There is no single theme that stands out at Black Hat - it's more a case that everything is going to hell in a handcart. But the quality has risen over time. Here we pick on a few of the important presentations.
Malvertising - it's suddenly got a lot bigger
In the space of barely a year malicious advertising (malvertising) has grown from an interesting tactic employed by cybercriminals into the most important way to distribute malware. The world has yet to catch up with this change despite numerous warnings about its effectiveness.
According to a presentation by security firm RiskIQ, which monitors two billion publisher pages and 10 million mobile apps each day, the volume has jumped by 260 percent in a year with fake Flash updates now the most common lure. The firm blames the rise of 'programmatic advertising', the way that ad traffic is now being managed by machine-to-machine technology that offers numerous places for malvertising to hide, spread and thrive.
This obviously presents a major headache for enterprises and consumers alike, neither of which expect to encounter malicious code inside or being served from what might otherwise be the legitimate ads that fuel the Internet.
"The major increase we have seen in the number of malvertisements over the past 48 months confirms that digital ads have become the preferred method for distributing malware," said RiskIQ co-founder and CEO, Elias Manousos.
"Malvertisements are difficult detect and take down since they are delivered through ad networks and are not resident on websites. They also allow attackers to exploit the powerful profiling capabilities of these networks to precisely target specific populations of users."
Android - a tale of two flaws
This was without doubt the most significant Black Hat show for Android, an operating system whose flaws are starting to come to light at an alarming rate. The biggest of these was something called Stagefright, discovered by a small outfit called Zimperium, coining a flaw nickname that caught the right mood or alarm.
Techworld has covered the Stagefright flaw in some depth elsewhere but the fact that almost the entire Android user base was vulnerable to something that could be exploited with almost no complexity grabbed the attention. Patches have been issued although they will take time to reach handsets until which the best advice is to turn off MMS auto-retrieve.

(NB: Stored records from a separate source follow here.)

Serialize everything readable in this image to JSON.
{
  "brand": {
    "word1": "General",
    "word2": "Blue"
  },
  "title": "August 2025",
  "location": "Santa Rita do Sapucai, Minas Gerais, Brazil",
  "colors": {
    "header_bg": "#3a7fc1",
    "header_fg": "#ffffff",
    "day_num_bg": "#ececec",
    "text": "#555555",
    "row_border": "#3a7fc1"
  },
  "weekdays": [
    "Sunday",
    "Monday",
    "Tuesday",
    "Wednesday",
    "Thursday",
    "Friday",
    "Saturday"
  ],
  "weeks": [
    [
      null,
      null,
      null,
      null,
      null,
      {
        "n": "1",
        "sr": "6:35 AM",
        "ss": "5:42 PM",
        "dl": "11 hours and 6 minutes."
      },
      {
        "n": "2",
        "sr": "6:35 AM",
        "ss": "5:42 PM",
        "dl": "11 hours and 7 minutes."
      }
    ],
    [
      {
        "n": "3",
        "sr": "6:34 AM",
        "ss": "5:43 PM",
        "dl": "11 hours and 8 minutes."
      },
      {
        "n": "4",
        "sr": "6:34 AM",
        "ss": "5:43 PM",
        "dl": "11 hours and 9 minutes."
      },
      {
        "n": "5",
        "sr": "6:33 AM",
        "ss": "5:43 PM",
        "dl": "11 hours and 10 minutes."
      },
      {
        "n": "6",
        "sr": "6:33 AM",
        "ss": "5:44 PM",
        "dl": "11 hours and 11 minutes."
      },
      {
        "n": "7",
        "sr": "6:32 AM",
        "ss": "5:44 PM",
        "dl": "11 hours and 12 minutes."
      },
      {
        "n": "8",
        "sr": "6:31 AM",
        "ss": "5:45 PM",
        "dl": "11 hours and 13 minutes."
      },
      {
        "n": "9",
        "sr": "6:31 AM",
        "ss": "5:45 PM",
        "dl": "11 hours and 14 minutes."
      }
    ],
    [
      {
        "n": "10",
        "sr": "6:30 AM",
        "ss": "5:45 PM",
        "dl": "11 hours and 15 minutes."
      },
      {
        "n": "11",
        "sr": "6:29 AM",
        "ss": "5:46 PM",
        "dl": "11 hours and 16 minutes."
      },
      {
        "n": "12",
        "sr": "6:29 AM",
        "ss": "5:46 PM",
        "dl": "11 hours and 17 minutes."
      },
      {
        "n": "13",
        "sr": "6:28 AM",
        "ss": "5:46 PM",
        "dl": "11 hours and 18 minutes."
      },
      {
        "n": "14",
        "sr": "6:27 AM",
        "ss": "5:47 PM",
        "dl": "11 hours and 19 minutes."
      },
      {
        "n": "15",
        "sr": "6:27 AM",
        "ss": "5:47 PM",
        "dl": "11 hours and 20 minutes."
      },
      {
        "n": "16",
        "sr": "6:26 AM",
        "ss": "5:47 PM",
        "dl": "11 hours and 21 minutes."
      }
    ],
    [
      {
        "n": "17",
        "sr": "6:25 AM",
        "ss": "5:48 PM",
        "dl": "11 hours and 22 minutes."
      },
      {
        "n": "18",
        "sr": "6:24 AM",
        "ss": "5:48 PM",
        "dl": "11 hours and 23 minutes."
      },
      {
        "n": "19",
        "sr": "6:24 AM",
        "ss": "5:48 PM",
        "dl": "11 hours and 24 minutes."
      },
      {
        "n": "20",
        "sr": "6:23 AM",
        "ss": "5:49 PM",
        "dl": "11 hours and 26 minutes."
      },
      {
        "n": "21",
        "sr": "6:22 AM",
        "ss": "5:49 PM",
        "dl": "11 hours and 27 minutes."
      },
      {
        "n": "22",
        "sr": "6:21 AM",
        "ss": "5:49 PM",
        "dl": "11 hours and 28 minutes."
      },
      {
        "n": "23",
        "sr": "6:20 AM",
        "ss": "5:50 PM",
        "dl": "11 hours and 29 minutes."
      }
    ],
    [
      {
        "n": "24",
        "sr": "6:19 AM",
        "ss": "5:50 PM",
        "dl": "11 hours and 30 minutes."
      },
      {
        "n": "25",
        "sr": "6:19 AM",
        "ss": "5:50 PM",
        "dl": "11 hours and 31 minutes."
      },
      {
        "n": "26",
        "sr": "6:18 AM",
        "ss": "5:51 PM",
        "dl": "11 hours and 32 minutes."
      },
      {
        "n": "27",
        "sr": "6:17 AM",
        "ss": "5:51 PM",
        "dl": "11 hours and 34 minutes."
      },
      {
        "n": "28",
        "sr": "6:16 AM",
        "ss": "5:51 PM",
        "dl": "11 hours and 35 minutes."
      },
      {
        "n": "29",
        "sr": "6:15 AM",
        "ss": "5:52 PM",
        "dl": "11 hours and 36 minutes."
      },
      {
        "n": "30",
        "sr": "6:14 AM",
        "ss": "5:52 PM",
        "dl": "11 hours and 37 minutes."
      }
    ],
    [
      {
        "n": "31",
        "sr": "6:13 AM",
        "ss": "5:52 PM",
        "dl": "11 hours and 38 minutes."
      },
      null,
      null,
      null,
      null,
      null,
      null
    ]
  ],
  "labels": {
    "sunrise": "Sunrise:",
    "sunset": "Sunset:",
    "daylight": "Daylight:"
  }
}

Close on its heels came a second less alarming but in some ways more complex flaw from Check Point called 'Certifi-gate'. The issue with this one is that it could be much harder to fix because it exists in remote support plugins used by many smartphone makers and carriers.
Border Gateway Protocol (BGP) - more attention neededBGP is one of those things engineers pay attention to. As one of the core protocols on which the Internet operates, BGP matters because it is used by routers to keep each other informed of router peering - without that the Internet would have no resilience, indeed arguably would cease to be the Internet.
Considered resilient and secure, it wouldn't take much for an incident to cause big problems. Indeed, there have been a small number of infamous examples where things went awry, including the Pakistani Government attempting to block YouTube by interfering with BGP tables in 2008 and a Chinese ISP that in 2010 accidentally started propagating 3,700 routes they had no rights to.
There are some opportunities for attacks on this infrastructure but another big issues, according to a presentation by Wim Remes of Rapid7 is simply that analysis of misconfigurations is currently poor. Oversight is there but with the Internet of Things upon us, it needs to shape up and rapidly, possibly using development such as Resource Public Key Infrastructure (RPKI).
Man in the Cloud - the invisible attackResearch by Imperva underlined how cybercriminals are using synchronization services such as GoogleDrive, Box, OneDrive and DropBox as infrastructure for an emerging type of attack that requires little attack code and that can't currently be detected by endpoint security systems.
Imperva's discovery is that these services are designed in such a way that while the account credentials can't be hijacked, the tokens used by them are highly vulnerable to interception in ways that allow attackers to compromise files traversing the services. Since enterprises allow these services, and see them as secure, the risk is that they will be targeted. The services can also therefore act as channels to remove data without that being detectable, and for command & control.
Blue Coat systems reported on an attack in late 2014 that appeared to be based on the same principle.
Windows Server Update Services Vulnerability - hijacking trust
A presentation by UK-based Context Information Security covered the surprising vulnerability of Windows Server Update Services (WSUS) which they found allows a user with low privileges to install software as if they were genuine parts of the Windows Update process on internal networks. The flaw is only present where firms are not using SSL, and resort to plain HTTP but it turns out that is the default.
"During the update process, signed and verified update packages are downloaded and installed to the system. By repurposing existing Microsoft-signed binaries, we were able demonstrate that an attacker can inject malicious updates in order to execute arbitrary commands," said the researchers.
Enterprises were advised to check the registry keys settings in the WSUS group policy settings - any Windows PC not using https is vulnerable.